Amelioration of Glucose Control Mobilizes Circulating Pericyte Progenitor Cells in Type 2 Diabetic Patients with Microangiopathy

1Department of Clinical and Experimental Medicine, University of Padova, 35128 Padova, Italy
2Venetian Institute of Molecular Medicine, 35129 Padova, Italy
3European Institute of Oncology, 20141 Milan, Italy

Received 5 December 2011; Accepted 20 December 2011

Academic Editor: Paolo Madeddu

Copyright © 2012 Gian Paolo Fadini et al. This is an open access article distributed under the Creative Commons Attribution License, which permits unrestricted use, distribution, and reproduction in any medium, provided the original work is properly cited.

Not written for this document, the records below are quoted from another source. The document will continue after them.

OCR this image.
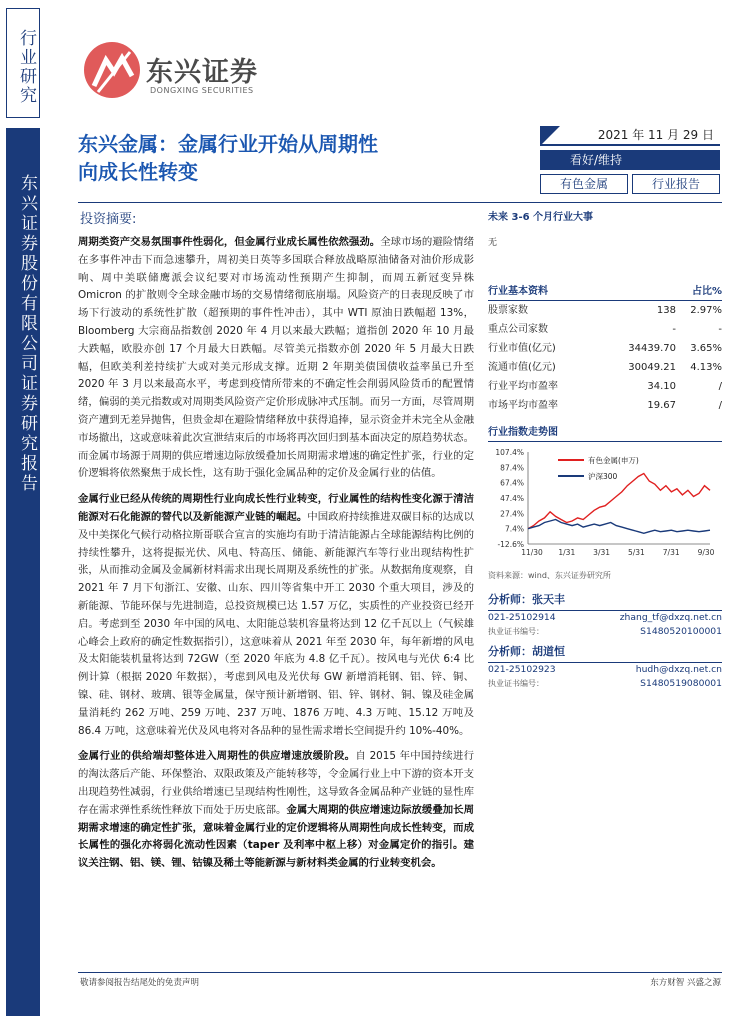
行业研究
东兴证券股份有限公司证券研究报告
东兴证券
DONGXING SECURITIES
东兴金属：金属行业开始从周期性
向成长性转变
2021 年 11 月 29 日
看好/维持
有色金属	行业报告
投资摘要:

周期类资产交易氛围事件性弱化，但金属行业成长属性依然强劲。全球市场的避险情绪在多事件冲击下而急速攀升，周初美日英等多国联合释放战略原油储备对油价形成影响、周中美联储鹰派会议纪要对市场流动性预期产生抑制，而周五新冠变异株 Omicron 的扩散则令全球金融市场的交易情绪彻底崩塌。风险资产的日表现反映了市场下行波动的系统性扩散（超预期的事件性冲击），其中 WTI 原油日跌幅超 13%，Bloomberg 大宗商品指数创 2020 年 4 月以来最大跌幅；道指创 2020 年 10 月最大跌幅，欧股亦创 17 个月最大日跌幅。尽管美元指数亦创 2020 年 5 月最大日跌幅，但欧美利差持续扩大或对美元形成支撑。近期 2 年期美债国债收益率虽已升至 2020 年 3 月以来最高水平，考虑到疫情所带来的不确定性会削弱风险货币的配置情绪，偏弱的美元指数或对周期类风险资产定价形成脉冲式压制。而另一方面，尽管周期资产遭到无差异抛售，但贵金却在避险情绪释放中获得追捧，显示资金并未完全从金融市场撤出，这或意味着此次宣泄结束后的市场将再次回归到基本面决定的原趋势状态。而金属市场源于周期的供应增速边际放缓叠加长周期需求增速的确定性扩张，行业的定价逻辑将依然聚焦于成长性，这有助于强化金属品种的定价及金属行业的估值。

金属行业已经从传统的周期性行业向成长性行业转变，行业属性的结构性变化源于清洁能源对石化能源的替代以及新能源产业链的崛起。中国政府持续推进双碳目标的达成以及中美探化气候行动格拉斯哥联合宣言的实施均有助于清洁能源占全球能源结构比例的持续性攀升，这将提振光伏、风电、特高压、储能、新能源汽车等行业出现结构性扩张，从而推动金属及金属新材料需求出现长周期及系统性的扩张。从数据角度观察，自 2021 年 7 月下旬浙江、安徽、山东、四川等省集中开工 2030 个重大项目，涉及的新能源、节能环保与先进制造，总投资规模已达 1.57 万亿，实质性的产业投资已经开启。考虑到至 2030 年中国的风电、太阳能总装机容量将达到 12 亿千瓦以上（气候雄心峰会上政府的确定性数据指引），这意味着从 2021 年至 2030 年，每年新增的风电及太阳能装机量将达到 72GW（至 2020 年底为 4.8 亿千瓦）。按风电与光伏 6:4 比例计算（根据 2020 年数据），考虑到风电及光伏每 GW 新增消耗钢、铝、锌、铜、镍、硅、钢材、玻璃、银等金属量，保守预计新增钢、铝、锌、钢材、铜、镍及硅金属量消耗约 262 万吨、259 万吨、237 万吨、1876 万吨、4.3 万吨、15.12 万吨及 86.4 万吨，这意味着光伏及风电将对各品种的显性需求增长空间提升约 10%-40%。

金属行业的供给端却整体进入周期性的供应增速放缓阶段。自 2015 年中国持续进行的淘汰落后产能、环保整治、双限政策及产能转移等，令金属行业上中下游的资本开支出现趋势性减弱，行业供给增速已呈现结构性刚性，这导致各金属品种产业链的显性库存在需求弹性系统性释放下而处于历史底部。金属大周期的供应增速边际放缓叠加长周期需求增速的确定性扩张，意味着金属行业的定价逻辑将从周期性向成长性转变，而成长属性的强化亦将弱化流动性因素（taper 及利率中枢上移）对金属定价的指引。建议关注钢、铝、镁、锂、钴镍及稀土等能新源与新材料类金属的行业转变机会。

未来 3-6 个月行业大事
无
行业基本资料	占比%
股票家数	138	2.97%
重点公司家数	-	-
行业市值(亿元)	34439.70	3.65%
流通市值(亿元)	30049.21	4.13%
行业平均市盈率	34.10	/
市场平均市盈率	19.67	/
行业指数走势图
107.4%
87.4%
67.4%
47.4%
27.4%
7.4%
-12.6%
11/30 1/31 3/31 5/31 7/31 9/30
有色金属(申万)
沪深300
资料来源：wind、东兴证券研究所
分析师：张天丰
021-25102914	zhang_tf@dxzq.net.cn
执业证书编号：	S1480520100001
分析师：胡道恒
021-25102923	hudh@dxzq.net.cn
执业证书编号：	S1480519080001
敬请参阅报告结尾处的免责声明	东方财智 兴盛之源
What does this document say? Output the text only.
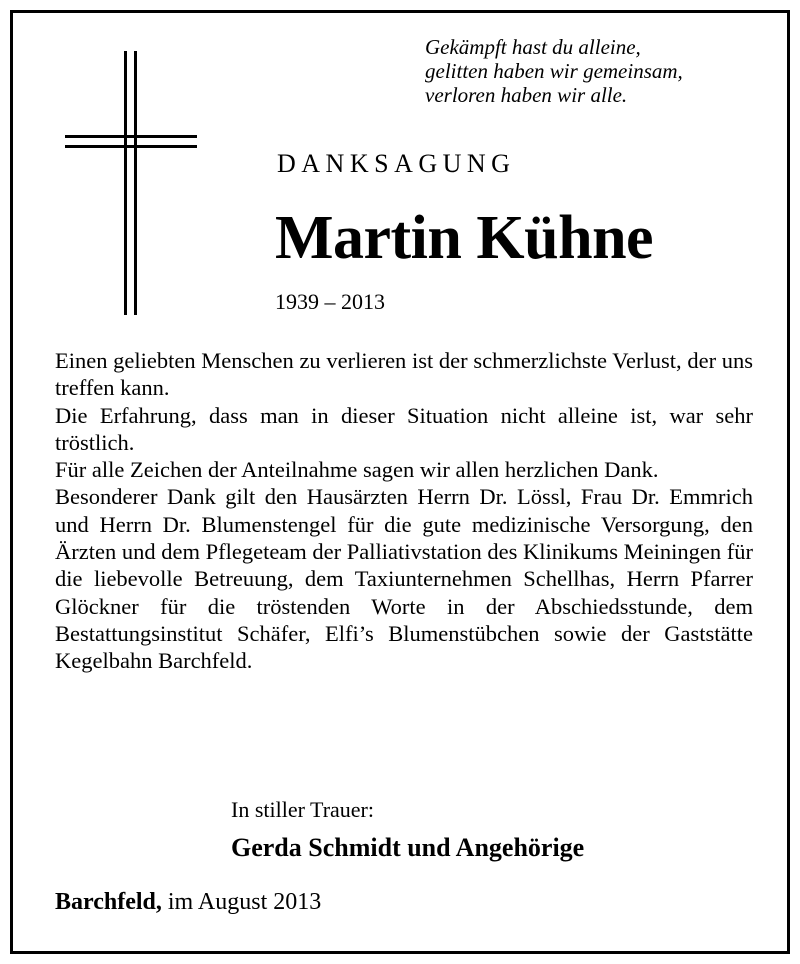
Gekämpft hast du alleine,
gelitten haben wir gemeinsam,
verloren haben wir alle.
DANKSAGUNG
Martin Kühne
1939 – 2013

Einen geliebten Menschen zu verlieren ist der schmerzlichste Verlust, der uns treffen kann.

Die Erfahrung, dass man in dieser Situation nicht alleine ist, war sehr tröstlich.

Für alle Zeichen der Anteilnahme sagen wir allen herzlichen Dank.

Besonderer Dank gilt den Hausärzten Herrn Dr. Lössl, Frau Dr. Emmrich und Herrn Dr. Blumenstengel für die gute medizinische Versorgung, den Ärzten und dem Pflegeteam der Palliativstation des Klinikums Meiningen für die liebevolle Betreuung, dem Taxiunternehmen Schellhas, Herrn Pfarrer Glöckner für die tröstenden Worte in der Abschiedsstunde, dem Bestattungsinstitut Schäfer, Elfi’s Blumenstübchen sowie der Gaststätte Kegelbahn Barchfeld.

In stiller Trauer:
Gerda Schmidt und Angehörige
Barchfeld, im August 2013
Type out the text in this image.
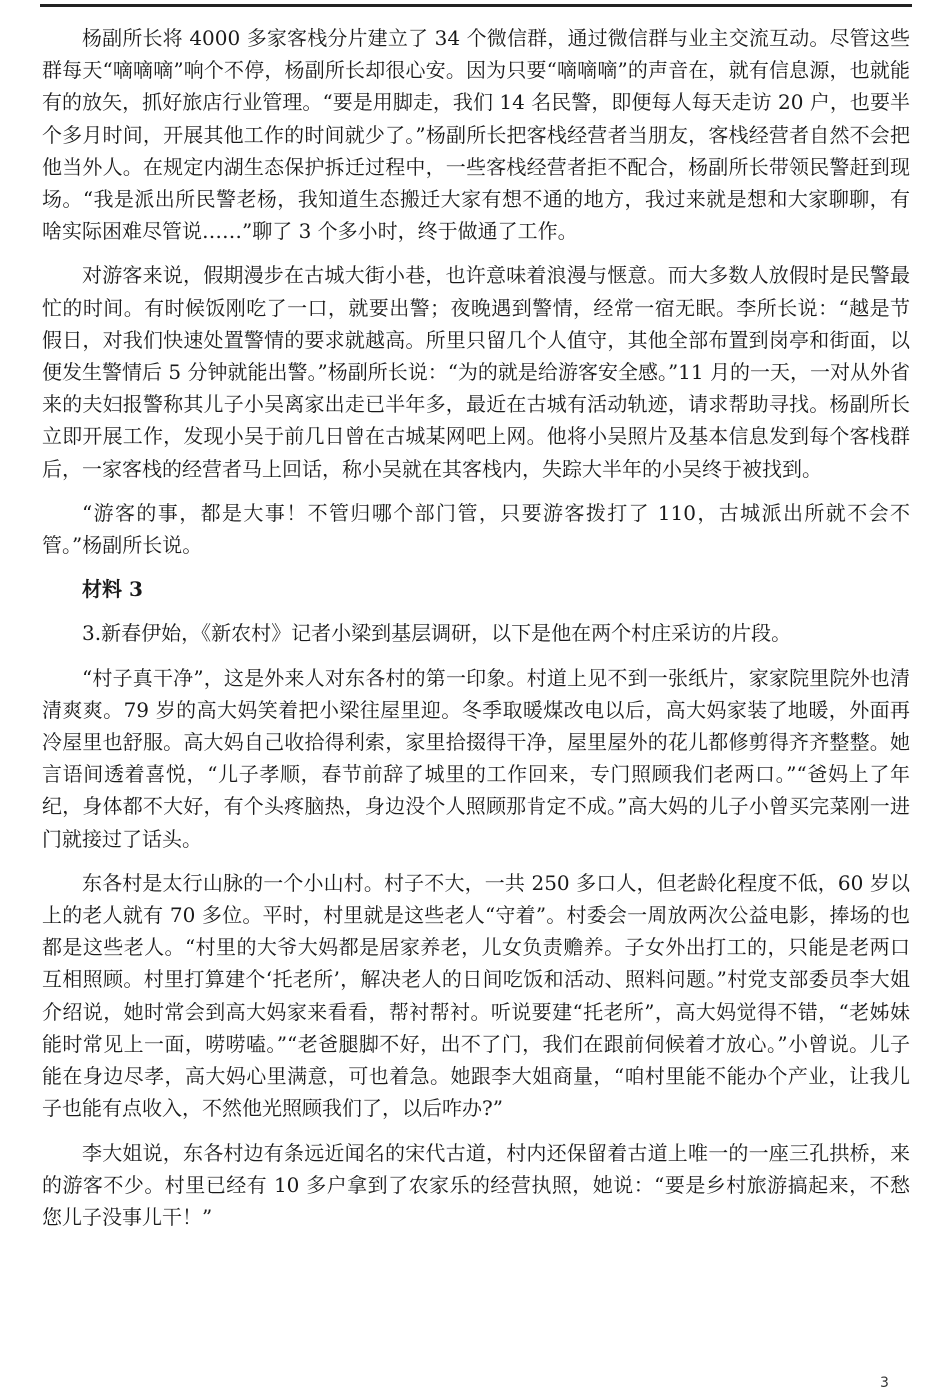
杨副所长将 4000 多家客栈分片建立了 34 个微信群，通过微信群与业主交流互动。尽管这些群每天“嘀嘀嘀”响个不停，杨副所长却很心安。因为只要“嘀嘀嘀”的声音在，就有信息源，也就能有的放矢，抓好旅店行业管理。“要是用脚走，我们 14 名民警，即便每人每天走访 20 户，也要半个多月时间，开展其他工作的时间就少了。”杨副所长把客栈经营者当朋友，客栈经营者自然不会把他当外人。在规定内湖生态保护拆迁过程中，一些客栈经营者拒不配合，杨副所长带领民警赶到现场。“我是派出所民警老杨，我知道生态搬迁大家有想不通的地方，我过来就是想和大家聊聊，有啥实际困难尽管说……”聊了 3 个多小时，终于做通了工作。

对游客来说，假期漫步在古城大街小巷，也许意味着浪漫与惬意。而大多数人放假时是民警最忙的时间。有时候饭刚吃了一口，就要出警；夜晚遇到警情，经常一宿无眠。李所长说：“越是节假日，对我们快速处置警情的要求就越高。所里只留几个人值守，其他全部布置到岗亭和街面，以便发生警情后 5 分钟就能出警。”杨副所长说：“为的就是给游客安全感。”11 月的一天，一对从外省来的夫妇报警称其儿子小吴离家出走已半年多，最近在古城有活动轨迹，请求帮助寻找。杨副所长立即开展工作，发现小吴于前几日曾在古城某网吧上网。他将小吴照片及基本信息发到每个客栈群后，一家客栈的经营者马上回话，称小吴就在其客栈内，失踪大半年的小吴终于被找到。

“游客的事，都是大事！不管归哪个部门管，只要游客拨打了 110，古城派出所就不会不管。”杨副所长说。

材料 3

3.新春伊始，《新农村》记者小梁到基层调研，以下是他在两个村庄采访的片段。

“村子真干净”，这是外来人对东各村的第一印象。村道上见不到一张纸片，家家院里院外也清清爽爽。79 岁的高大妈笑着把小梁往屋里迎。冬季取暖煤改电以后，高大妈家装了地暖，外面再冷屋里也舒服。高大妈自己收拾得利索，家里拾掇得干净，屋里屋外的花儿都修剪得齐齐整整。她言语间透着喜悦，“儿子孝顺，春节前辞了城里的工作回来，专门照顾我们老两口。”“爸妈上了年纪，身体都不大好，有个头疼脑热，身边没个人照顾那肯定不成。”高大妈的儿子小曾买完菜刚一进门就接过了话头。

东各村是太行山脉的一个小山村。村子不大，一共 250 多口人，但老龄化程度不低，60 岁以上的老人就有 70 多位。平时，村里就是这些老人“守着”。村委会一周放两次公益电影，捧场的也都是这些老人。“村里的大爷大妈都是居家养老，儿女负责赡养。子女外出打工的，只能是老两口互相照顾。村里打算建个‘托老所’，解决老人的日间吃饭和活动、照料问题。”村党支部委员李大姐介绍说，她时常会到高大妈家来看看，帮衬帮衬。听说要建“托老所”，高大妈觉得不错，“老姊妹能时常见上一面，唠唠嗑。”“老爸腿脚不好，出不了门，我们在跟前伺候着才放心。”小曾说。儿子能在身边尽孝，高大妈心里满意，可也着急。她跟李大姐商量，“咱村里能不能办个产业，让我儿子也能有点收入，不然他光照顾我们了，以后咋办?”

李大姐说，东各村边有条远近闻名的宋代古道，村内还保留着古道上唯一的一座三孔拱桥，来的游客不少。村里已经有 10 多户拿到了农家乐的经营执照，她说：“要是乡村旅游搞起来，不愁您儿子没事儿干！”

3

Chronic diabetic complications result from an imbalance between vascular damage and regeneration. Several circulating lineage-committed progenitor cells have been implicated, but no data are available on pericyte progenitor cells (PPCs). Based on the evidence that PPCs increase in cancer patients after chemotherapy, we explored whether circulating PPC levels are affected by glucose control in type 2 diabetic patients, in relation to the presence of chronic complications. We enumerated peripheral blood PPCs as Syto16+CD45−CD31−CD140b+ events by flow cytometry at baseline and after 3 and 6 months of glucose control by means of add-on basal insulin therapy on top of oral agents in 38 poorly controlled type 2 diabetic patients. We found that, in patients with microangiopathy (n=23), the level of circulating PPCs increased about 2 fold after 3 months and then returned to baseline at 6 months. In patients without microangiopathy (control group, n=15), PPCs remained fairly stable during the whole study period. No relationship was found between change in PPCs and macroangiopathy (either peripheral, coronary, or cerebrovascular). We conclude that glucose control transiently mobilizes PPCs diabetic patients with microangiopathy. Increase in PPCs may represent a vasoregenerative event or may be a consequence of ameliorated glucose control on microvascular lesions.